Kelson nodded. “I still don't totally understand, but apparently Charissa had placed some kind of a—a binding spell on the body, which also changed its appearance. Father Duncan got rid of it, but he said that—” He hesitated as Dhugal got an odd, tight look on his face. “He said that Father's soul had also been bound up in the spell somehow … that he hadn't been … entirely free. I've frightened you again, haven't I? I'm sorry. It still bothers you to hear me talk so casually about magic, doesn't it?”

Dhugal managed to swallow, forcing himself not to avoid Kelson's gaze, but it was true.

“Yes,” he whispered. “I don't want to be afraid, but I guess it's an old reflex. And when you talk about souls being bound up—”

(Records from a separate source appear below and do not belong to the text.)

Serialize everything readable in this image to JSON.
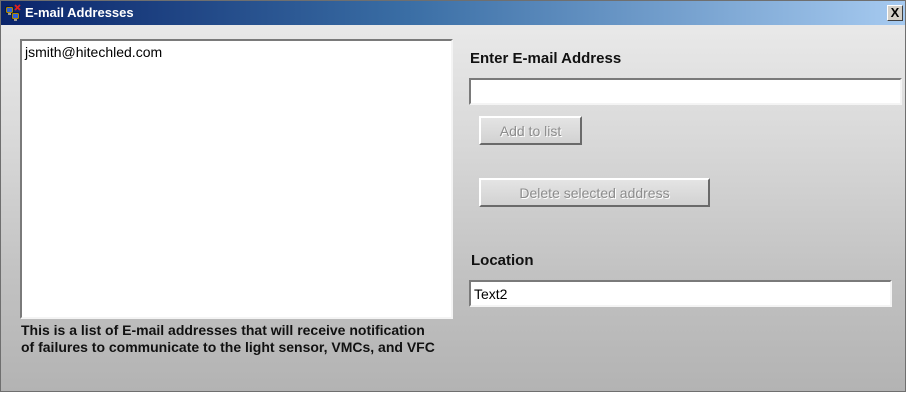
{
  "window": {
    "title": "E-mail Addresses",
    "close_label": "X",
    "app_icon": "network-computers-icon"
  },
  "email_list": {
    "items": [
      "jsmith@hitechled.com"
    ],
    "description": "This is a list of E-mail addresses that will receive notification of failures to communicate to the light sensor, VMCs, and VFC"
  },
  "form": {
    "email_label": "Enter E-mail Address",
    "email_value": "",
    "add_button": "Add to list",
    "delete_button": "Delete selected address",
    "location_label": "Location",
    "location_value": "Text2"
  }
}
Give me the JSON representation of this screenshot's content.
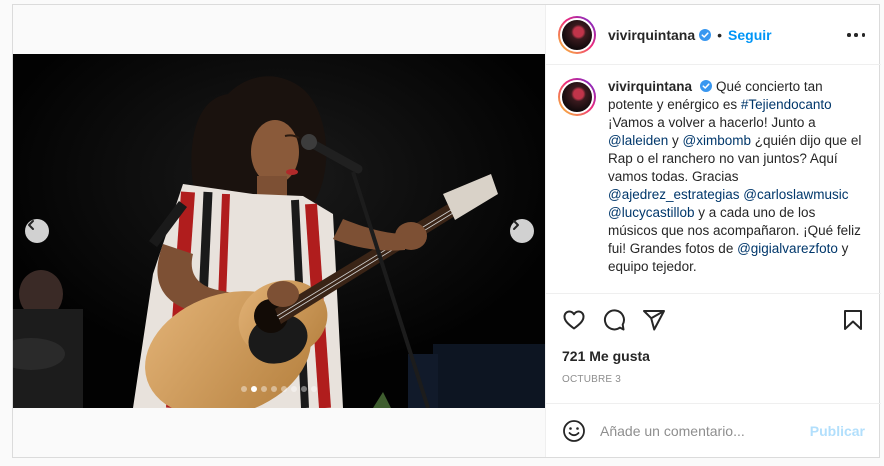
{
  "post": {
    "username": "vivirquintana",
    "follow_label": "Seguir",
    "separator": "•",
    "caption": {
      "segments": [
        {
          "t": "Qué concierto tan potente y enérgico es "
        },
        {
          "t": "#Tejiendocanto",
          "link": true
        },
        {
          "t": " ¡Vamos a volver a hacerlo! Junto a "
        },
        {
          "t": "@laleiden",
          "link": true
        },
        {
          "t": " y "
        },
        {
          "t": "@ximbomb",
          "link": true
        },
        {
          "t": " ¿quién dijo que el Rap o el ranchero no van juntos? Aquí vamos todas. Gracias "
        },
        {
          "t": "@ajedrez_estrategias",
          "link": true
        },
        {
          "t": " "
        },
        {
          "t": "@carloslawmusic",
          "link": true
        },
        {
          "t": " "
        },
        {
          "t": "@lucycastillob",
          "link": true
        },
        {
          "t": " y a cada uno de los músicos que nos acompañaron. ¡Qué feliz fui! Grandes fotos de "
        },
        {
          "t": "@gigialvarezfoto",
          "link": true
        },
        {
          "t": " y equipo tejedor."
        }
      ]
    },
    "likes": "721 Me gusta",
    "date": "Octubre 3",
    "carousel": {
      "total": 8,
      "active": 1
    },
    "comment": {
      "placeholder": "Añade un comentario...",
      "value": "",
      "publish_label": "Publicar"
    }
  },
  "icons": {
    "verified": "verified-badge-icon",
    "more": "more-options-icon",
    "like": "heart-icon",
    "comment": "comment-bubble-icon",
    "share": "paper-plane-icon",
    "save": "bookmark-icon",
    "emoji": "emoji-smile-icon",
    "prev": "chevron-left-icon",
    "next": "chevron-right-icon"
  },
  "colors": {
    "accent": "#0095f6",
    "verified": "#3897f0",
    "link": "#00376b",
    "publish_disabled": "#b2dffc",
    "muted": "#8e8e8e"
  }
}
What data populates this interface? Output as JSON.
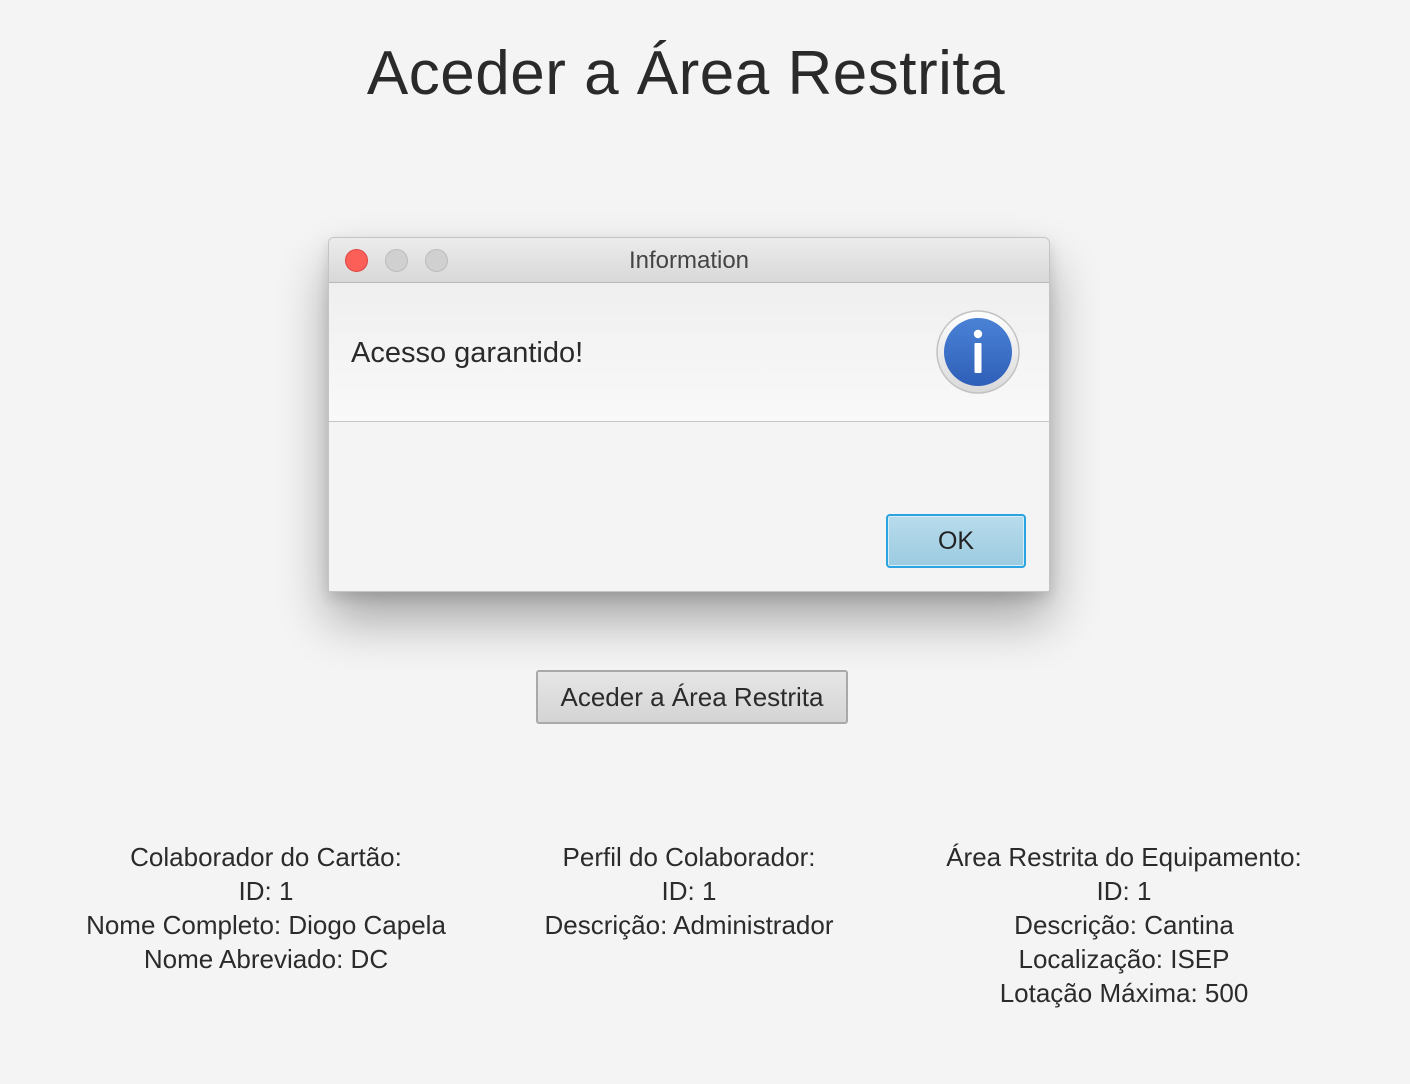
{
  "page": {
    "title": "Aceder a Área Restrita",
    "action_button": "Aceder a Área Restrita"
  },
  "dialog": {
    "title": "Information",
    "header_text": "Acesso garantido!",
    "icon": "info-icon",
    "ok_label": "OK"
  },
  "colaborador": {
    "heading": "Colaborador do Cartão:",
    "id": "ID: 1",
    "nome_completo": "Nome Completo: Diogo Capela",
    "nome_abreviado": "Nome Abreviado: DC"
  },
  "perfil": {
    "heading": "Perfil do Colaborador:",
    "id": "ID: 1",
    "descricao": "Descrição: Administrador"
  },
  "area": {
    "heading": "Área Restrita do Equipamento:",
    "id": "ID: 1",
    "descricao": "Descrição: Cantina",
    "localizacao": "Localização: ISEP",
    "lotacao": "Lotação Máxima: 500"
  },
  "colors": {
    "background": "#f4f4f4",
    "close_button": "#fc5f57",
    "ok_border": "#2ba3e0",
    "info_icon": "#3a6fc9"
  }
}
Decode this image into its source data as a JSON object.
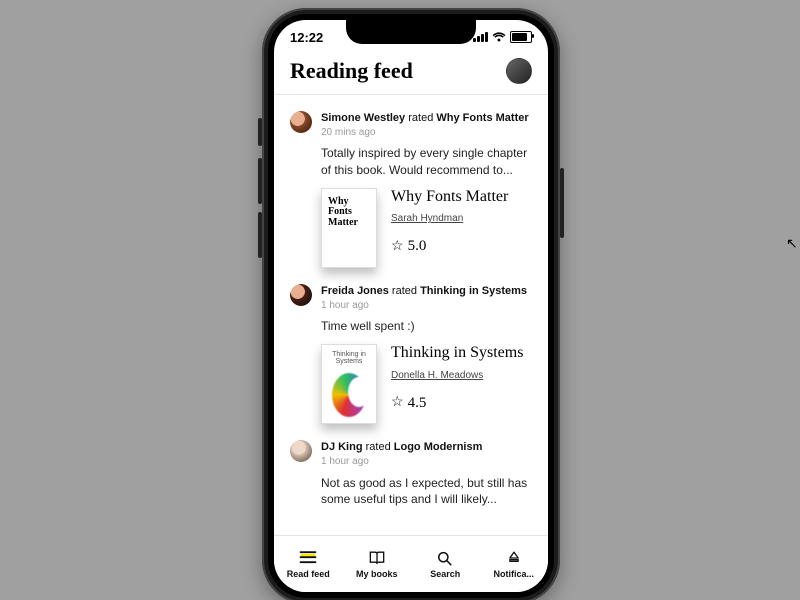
{
  "status": {
    "time": "12:22"
  },
  "header": {
    "title": "Reading feed"
  },
  "rated_verb": "rated",
  "feed": [
    {
      "user": "Simone Westley",
      "book_ref": "Why Fonts Matter",
      "time": "20 mins ago",
      "review": "Totally inspired by every single chapter of this book. Would recommend to...",
      "book": {
        "title": "Why Fonts Matter",
        "author": "Sarah Hyndman",
        "rating": "5.0",
        "cover_text": "Why\nFonts\nMatter"
      }
    },
    {
      "user": "Freida Jones",
      "book_ref": "Thinking in Systems",
      "time": "1 hour ago",
      "review": "Time well spent :)",
      "book": {
        "title": "Thinking in Systems",
        "author": "Donella H. Meadows",
        "rating": "4.5",
        "cover_text": "Thinking in Systems"
      }
    },
    {
      "user": "DJ King",
      "book_ref": "Logo Modernism",
      "time": "1 hour ago",
      "review": "Not as good as I expected, but still has some useful tips and I will likely..."
    }
  ],
  "tabs": [
    {
      "label": "Read feed"
    },
    {
      "label": "My books"
    },
    {
      "label": "Search"
    },
    {
      "label": "Notifica..."
    }
  ]
}
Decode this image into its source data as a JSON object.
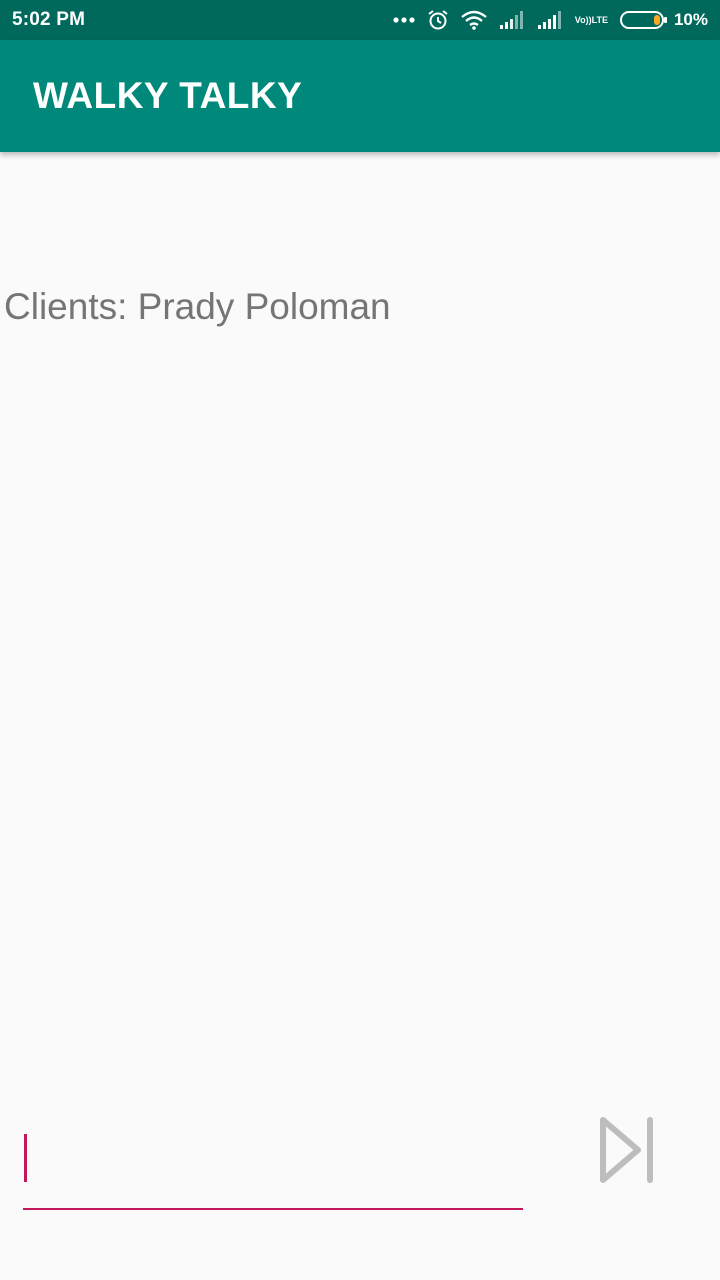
{
  "status_bar": {
    "time": "5:02 PM",
    "volte_top": "Vo))",
    "volte_bottom": "LTE",
    "battery_percent": "10%",
    "icons": [
      "more-dots-icon",
      "alarm-icon",
      "wifi-icon",
      "signal-icon",
      "signal-icon",
      "volte-icon",
      "battery-icon"
    ],
    "battery_level": 0.1
  },
  "app_bar": {
    "title": "WALKY TALKY",
    "color": "#00897b",
    "status_color": "#00695c"
  },
  "main": {
    "clients_text": "Clients: Prady Poloman"
  },
  "composer": {
    "input_value": "",
    "accent_color": "#c2185b",
    "send_icon": "send-next-icon"
  }
}
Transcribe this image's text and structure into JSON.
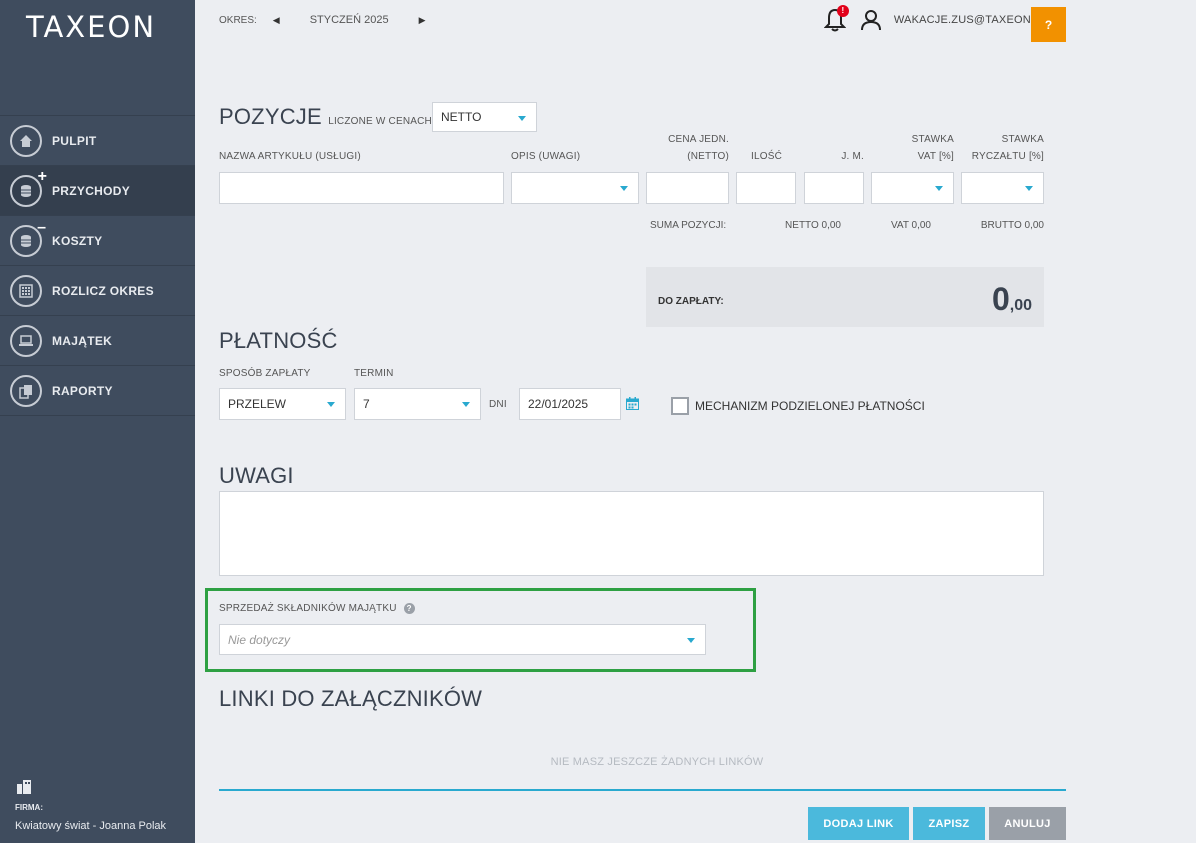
{
  "app": {
    "logo": "TAXEON"
  },
  "sidebar": {
    "items": [
      {
        "label": "PULPIT",
        "icon": "home-icon"
      },
      {
        "label": "PRZYCHODY",
        "icon": "coins-plus-icon"
      },
      {
        "label": "KOSZTY",
        "icon": "coins-minus-icon"
      },
      {
        "label": "ROZLICZ OKRES",
        "icon": "calculator-icon"
      },
      {
        "label": "MAJĄTEK",
        "icon": "laptop-icon"
      },
      {
        "label": "RAPORTY",
        "icon": "reports-icon"
      }
    ],
    "active": "PRZYCHODY",
    "firm_label": "FIRMA:",
    "firm_name": "Kwiatowy świat - Joanna Polak"
  },
  "header": {
    "period_label": "OKRES:",
    "period_value": "STYCZEŃ 2025",
    "notification_count": "!",
    "user_email": "WAKACJE.ZUS@TAXEON.PL",
    "help": "?"
  },
  "positions": {
    "title": "POZYCJE",
    "subtitle": "LICZONE W CENACH",
    "price_mode": "NETTO",
    "columns": {
      "name": "NAZWA ARTYKUŁU (USŁUGI)",
      "desc": "OPIS (UWAGI)",
      "unit_price_1": "CENA JEDN.",
      "unit_price_2": "(NETTO)",
      "qty": "ILOŚĆ",
      "unit": "J. M.",
      "vat_1": "STAWKA",
      "vat_2": "VAT [%]",
      "lump_1": "STAWKA",
      "lump_2": "RYCZAŁTU [%]"
    },
    "sum_label": "SUMA POZYCJI:",
    "netto": "NETTO  0,00",
    "vat": "VAT  0,00",
    "brutto": "BRUTTO  0,00",
    "to_pay_label": "DO ZAPŁATY:",
    "to_pay_int": "0",
    "to_pay_dec": ",00"
  },
  "payment": {
    "title": "PŁATNOŚĆ",
    "method_label": "SPOSÓB ZAPŁATY",
    "method_value": "PRZELEW",
    "term_label": "TERMIN",
    "term_value": "7",
    "days_label": "DNI",
    "date_value": "22/01/2025",
    "split_label": "MECHANIZM PODZIELONEJ PŁATNOŚCI"
  },
  "notes": {
    "title": "UWAGI"
  },
  "assets": {
    "label": "SPRZEDAŻ SKŁADNIKÓW MAJĄTKU",
    "placeholder": "Nie dotyczy"
  },
  "links": {
    "title": "LINKI DO ZAŁĄCZNIKÓW",
    "empty": "NIE MASZ JESZCZE ŻADNYCH LINKÓW"
  },
  "buttons": {
    "add_link": "DODAJ LINK",
    "save": "ZAPISZ",
    "cancel": "ANULUJ"
  },
  "colors": {
    "sidebar": "#3f4c5e",
    "accent": "#4bb9dc",
    "help": "#f29100",
    "highlight": "#2ea043"
  }
}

“That isn't the usual kind of Deryni magic,” Kelson said in a low voice, laying a gloved hand on the other's shoulder. “That's dark magic—and you have every reason to fear it, as I do. What I do—and what Morgan and Father Duncan do—is of the Light. I
know
there's no evil in it. Would I endanger my soul?—would I endanger
yours
?—if I thought it was evil?”

“No. Not if you knew. But what if you're wrong?”

“Was my father wrong?” Kelson asked. “You knew him, Dhugal. Was Brion an evil man?”

“No.”

“And is Morgan evil? Is Father Duncan evil?”

“I don't think so.”

“Is Bishop Arilan evil, then?”

“Arilan? Arilan's Deryni?”

As Dhugal's jaw dropped, Kelson nodded slowly.

“Arilan. And you are one of less than a dozen men who know that,” he replied. “I'm told he comes from very, very old Deryni lineage, long hidden away—and he probably knows more about magic than Morgan, Father Duncan, and myself combined. I'm in awe of him—but I know he isn't evil.
Loris
is evil; and he isn't even Deryni.”

“I—won't argue with you on that count,” Dhugal murmured. “It's just that—” He passed a hand across his eyes in futile attempt to clear a growing fuzziness from his vision, suspecting that his treatment at the renegade archbishop's hands had taken a more serious toll than he had thought. “I'm sorry. I'm afraid I'm not thinking very clearly.”

“No need to apologize,” Kelson replied. “You've been through a lot in the last week or so, and you're still not well. I should have had Morgan and Duncan see you, instead of bringing you here.”

A flicker of even greater foreboding supplanted Dhugal's burgeoning discomfort, and he looked up at Kelson with a sick, queasy sensation in the pit of his stomach.

“You mean, to heal me?”

“Yes.”

“But—” He swallowed painfully. “Kelson, I'm—not certain I'm ready for that yet.”

“Because of what happened in Transha?”

“Yes,” Dhugal admitted. He rubbed both hands across his eyes. “God, my head is throbbing. I can't think.”

“That's why I'd like to have them take a look at you,” Kelson replied. “They might be able to heal your injuries without touching your shields, you know. And maybe you won't react the same way you did with me.”

“Maybe. For now, however, I—think I might prefer to let nature take its course, if you don't mind. I'll be all right.”

“If that's what you want,” Kelson said. “They may ask you themselves, though. I haven't told Duncan about Transha yet, but Morgan may have. He knows.”